Laminar: A Probe-First Scheduling Paradigm with Deterministic Runtime Survival
For exascale GPU cluster operators, Laminar addresses the fragmentation and runtime survival challenges of mixed long-resident and transient workloads, offering a scalable decentralized alternative to centralized schedulers.
Laminar introduces a decentralized probe-first scheduling paradigm for exascale GPU clusters that reduces control-plane overhead to near O(1) and adds a deterministic runtime-survival layer (Airlock) to handle memory pressure via ordered suspension and recovery. It enables lifecycle-aware scheduling that preserves high-value long-resident workloads and operates closer to physical saturation.

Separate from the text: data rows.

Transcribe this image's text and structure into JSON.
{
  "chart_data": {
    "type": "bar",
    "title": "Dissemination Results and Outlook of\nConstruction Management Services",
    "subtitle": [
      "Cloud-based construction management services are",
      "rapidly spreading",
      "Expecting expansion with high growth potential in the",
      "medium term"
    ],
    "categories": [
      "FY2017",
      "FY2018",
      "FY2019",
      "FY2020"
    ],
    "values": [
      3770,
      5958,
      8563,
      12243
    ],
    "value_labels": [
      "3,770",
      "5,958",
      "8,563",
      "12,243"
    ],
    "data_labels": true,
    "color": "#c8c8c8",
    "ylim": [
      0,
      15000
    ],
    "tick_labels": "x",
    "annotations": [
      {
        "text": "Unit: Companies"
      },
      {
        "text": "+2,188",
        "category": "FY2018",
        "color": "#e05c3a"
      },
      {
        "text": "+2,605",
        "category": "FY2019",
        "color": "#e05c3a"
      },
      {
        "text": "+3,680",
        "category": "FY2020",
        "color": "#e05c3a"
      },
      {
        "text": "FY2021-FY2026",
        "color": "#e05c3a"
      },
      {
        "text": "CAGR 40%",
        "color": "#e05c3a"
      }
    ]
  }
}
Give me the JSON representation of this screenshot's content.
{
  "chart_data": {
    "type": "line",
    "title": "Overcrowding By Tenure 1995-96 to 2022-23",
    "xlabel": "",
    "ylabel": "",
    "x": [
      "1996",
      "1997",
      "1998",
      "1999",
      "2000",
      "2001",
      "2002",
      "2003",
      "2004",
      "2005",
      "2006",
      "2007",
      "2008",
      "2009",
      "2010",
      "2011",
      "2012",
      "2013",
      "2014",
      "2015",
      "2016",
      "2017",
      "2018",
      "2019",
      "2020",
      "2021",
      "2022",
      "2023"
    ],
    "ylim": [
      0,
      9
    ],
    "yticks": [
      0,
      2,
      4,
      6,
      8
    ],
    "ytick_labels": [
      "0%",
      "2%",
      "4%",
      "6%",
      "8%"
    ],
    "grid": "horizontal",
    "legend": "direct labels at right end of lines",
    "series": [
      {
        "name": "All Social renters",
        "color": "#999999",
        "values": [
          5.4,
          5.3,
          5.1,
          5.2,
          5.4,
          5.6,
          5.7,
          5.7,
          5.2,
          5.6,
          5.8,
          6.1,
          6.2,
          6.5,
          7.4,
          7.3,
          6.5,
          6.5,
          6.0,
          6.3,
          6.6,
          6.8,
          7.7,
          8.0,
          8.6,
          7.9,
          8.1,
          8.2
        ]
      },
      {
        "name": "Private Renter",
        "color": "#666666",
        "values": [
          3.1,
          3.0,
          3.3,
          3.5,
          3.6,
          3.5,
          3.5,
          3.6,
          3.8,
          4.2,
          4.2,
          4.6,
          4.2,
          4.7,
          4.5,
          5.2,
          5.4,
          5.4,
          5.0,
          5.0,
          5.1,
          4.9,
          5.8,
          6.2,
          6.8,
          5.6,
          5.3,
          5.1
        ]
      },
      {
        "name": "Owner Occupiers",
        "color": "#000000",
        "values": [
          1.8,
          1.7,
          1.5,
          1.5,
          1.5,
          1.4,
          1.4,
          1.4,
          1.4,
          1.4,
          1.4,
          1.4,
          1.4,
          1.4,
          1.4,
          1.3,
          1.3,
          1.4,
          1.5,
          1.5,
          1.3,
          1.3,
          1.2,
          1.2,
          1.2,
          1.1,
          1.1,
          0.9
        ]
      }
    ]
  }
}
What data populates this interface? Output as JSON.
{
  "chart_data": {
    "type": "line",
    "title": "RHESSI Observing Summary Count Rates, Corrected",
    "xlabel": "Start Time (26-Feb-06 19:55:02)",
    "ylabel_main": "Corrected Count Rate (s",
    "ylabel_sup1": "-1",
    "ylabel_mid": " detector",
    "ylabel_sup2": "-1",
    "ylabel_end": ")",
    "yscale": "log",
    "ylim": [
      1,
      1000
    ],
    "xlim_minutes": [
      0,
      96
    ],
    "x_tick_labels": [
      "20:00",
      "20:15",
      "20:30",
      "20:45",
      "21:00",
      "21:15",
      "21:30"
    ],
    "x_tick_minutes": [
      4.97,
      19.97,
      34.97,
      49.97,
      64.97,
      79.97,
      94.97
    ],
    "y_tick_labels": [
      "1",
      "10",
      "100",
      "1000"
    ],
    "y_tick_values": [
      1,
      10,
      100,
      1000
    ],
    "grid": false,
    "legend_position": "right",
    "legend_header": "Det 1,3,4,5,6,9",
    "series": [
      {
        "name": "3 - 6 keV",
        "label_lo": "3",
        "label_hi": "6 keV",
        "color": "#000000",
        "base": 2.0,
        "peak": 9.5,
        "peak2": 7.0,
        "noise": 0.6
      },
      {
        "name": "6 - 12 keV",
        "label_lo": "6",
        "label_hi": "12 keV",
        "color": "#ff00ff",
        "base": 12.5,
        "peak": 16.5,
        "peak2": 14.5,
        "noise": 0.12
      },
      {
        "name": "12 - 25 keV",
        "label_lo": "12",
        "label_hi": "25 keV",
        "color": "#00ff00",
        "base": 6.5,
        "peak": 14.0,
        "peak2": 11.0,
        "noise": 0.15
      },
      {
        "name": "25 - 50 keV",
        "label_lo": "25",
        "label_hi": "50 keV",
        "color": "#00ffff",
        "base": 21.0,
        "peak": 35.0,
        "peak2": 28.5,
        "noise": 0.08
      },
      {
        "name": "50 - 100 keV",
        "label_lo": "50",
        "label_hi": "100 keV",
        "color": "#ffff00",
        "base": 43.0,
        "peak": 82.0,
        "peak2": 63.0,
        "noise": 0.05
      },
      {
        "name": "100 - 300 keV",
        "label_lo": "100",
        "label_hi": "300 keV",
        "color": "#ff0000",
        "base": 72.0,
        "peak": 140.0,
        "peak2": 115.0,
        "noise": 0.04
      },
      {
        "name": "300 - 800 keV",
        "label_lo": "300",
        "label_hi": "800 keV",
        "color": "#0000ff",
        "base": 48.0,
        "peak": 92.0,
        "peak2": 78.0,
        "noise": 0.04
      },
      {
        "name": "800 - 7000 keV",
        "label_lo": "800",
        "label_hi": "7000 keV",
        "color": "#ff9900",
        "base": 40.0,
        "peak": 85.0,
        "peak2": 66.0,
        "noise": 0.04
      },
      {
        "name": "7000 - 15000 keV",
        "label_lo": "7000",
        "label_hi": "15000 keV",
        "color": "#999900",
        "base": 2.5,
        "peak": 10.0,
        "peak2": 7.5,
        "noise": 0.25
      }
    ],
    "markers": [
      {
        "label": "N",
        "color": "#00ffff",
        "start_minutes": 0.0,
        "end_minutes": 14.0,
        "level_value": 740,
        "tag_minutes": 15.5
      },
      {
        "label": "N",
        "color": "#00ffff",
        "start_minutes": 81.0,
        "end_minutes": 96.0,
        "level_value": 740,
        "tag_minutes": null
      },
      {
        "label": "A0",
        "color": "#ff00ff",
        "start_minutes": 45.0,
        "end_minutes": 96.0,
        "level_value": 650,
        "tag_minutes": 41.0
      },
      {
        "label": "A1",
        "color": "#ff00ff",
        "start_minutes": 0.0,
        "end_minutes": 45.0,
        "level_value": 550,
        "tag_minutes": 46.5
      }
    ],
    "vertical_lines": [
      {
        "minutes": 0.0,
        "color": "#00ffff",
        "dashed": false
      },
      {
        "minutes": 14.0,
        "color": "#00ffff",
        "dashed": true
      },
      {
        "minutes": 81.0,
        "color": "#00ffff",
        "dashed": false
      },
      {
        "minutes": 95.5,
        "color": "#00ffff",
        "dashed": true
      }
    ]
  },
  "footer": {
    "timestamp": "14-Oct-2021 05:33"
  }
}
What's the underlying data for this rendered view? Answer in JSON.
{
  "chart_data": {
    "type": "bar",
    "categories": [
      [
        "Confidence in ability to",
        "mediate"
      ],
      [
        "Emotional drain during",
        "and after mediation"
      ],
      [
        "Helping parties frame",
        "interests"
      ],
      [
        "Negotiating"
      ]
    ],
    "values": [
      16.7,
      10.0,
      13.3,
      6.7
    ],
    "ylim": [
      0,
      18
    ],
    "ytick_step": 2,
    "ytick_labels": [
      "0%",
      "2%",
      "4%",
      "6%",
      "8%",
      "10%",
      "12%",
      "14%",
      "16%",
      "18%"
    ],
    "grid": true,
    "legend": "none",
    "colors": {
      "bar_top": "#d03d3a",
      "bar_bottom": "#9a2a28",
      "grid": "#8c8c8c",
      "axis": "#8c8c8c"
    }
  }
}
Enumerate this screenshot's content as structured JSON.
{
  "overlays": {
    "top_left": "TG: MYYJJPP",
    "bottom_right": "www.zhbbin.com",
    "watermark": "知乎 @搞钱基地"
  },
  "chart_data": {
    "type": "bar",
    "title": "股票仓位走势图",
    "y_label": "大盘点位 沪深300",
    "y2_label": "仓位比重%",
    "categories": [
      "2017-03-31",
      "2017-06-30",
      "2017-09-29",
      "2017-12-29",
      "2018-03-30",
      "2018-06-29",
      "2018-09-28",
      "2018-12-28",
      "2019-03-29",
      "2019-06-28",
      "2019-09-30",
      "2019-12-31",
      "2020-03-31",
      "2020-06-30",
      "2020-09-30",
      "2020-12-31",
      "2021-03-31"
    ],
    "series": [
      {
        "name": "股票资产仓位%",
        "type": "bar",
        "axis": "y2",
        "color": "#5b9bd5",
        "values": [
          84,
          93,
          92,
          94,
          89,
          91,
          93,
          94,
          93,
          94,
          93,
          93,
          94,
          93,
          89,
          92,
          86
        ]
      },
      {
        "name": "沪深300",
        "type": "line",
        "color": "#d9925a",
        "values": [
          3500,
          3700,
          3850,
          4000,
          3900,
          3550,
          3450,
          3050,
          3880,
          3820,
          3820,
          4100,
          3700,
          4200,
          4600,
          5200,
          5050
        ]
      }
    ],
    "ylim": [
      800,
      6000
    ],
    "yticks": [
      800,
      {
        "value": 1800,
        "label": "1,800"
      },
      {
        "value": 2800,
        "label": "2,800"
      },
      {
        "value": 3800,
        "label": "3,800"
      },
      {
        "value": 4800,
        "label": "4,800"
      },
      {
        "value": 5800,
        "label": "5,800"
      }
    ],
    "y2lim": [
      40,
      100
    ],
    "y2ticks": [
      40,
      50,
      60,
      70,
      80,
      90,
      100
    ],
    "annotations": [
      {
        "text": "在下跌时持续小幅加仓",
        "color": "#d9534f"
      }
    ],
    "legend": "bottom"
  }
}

In exascale-oriented GPU clusters, rigid-topology jobs leave behind a fragmented post-landing ecology in which long-resident workloads and highly transient tasks compete for unstable residual capacity. Existing centralized, hierarchical, and local-first decentralized schedulers incur growing coordination and retry-amplification costs in this regime and typically stop their explicit responsibility at execution start, leaving runtime survival to indiscriminate host-level OOM heuristics. We present Laminar, a decentralized probe-first, execute-later scheduling paradigm that keeps hot-path control-plane work near $\mathcal{O}(1)$ through Zone-level probabilistic flow splitting, bounded in-Zone probing by persistent lightweight agents, and node-local arbitration. Laminar further introduces Airlock, a bounded node-local runtime-survival layer that converts severe memory pressure into an ordered policy of suspension, in-situ recovery, bounded secondary re-addressing, or reclamation. By enforcing priority-ordered survival under pressure, Laminar enables lifecycle-aware scheduling that preserves high-value long-resident work and operates closer to physical saturation without relying on protocol-level overcommitment.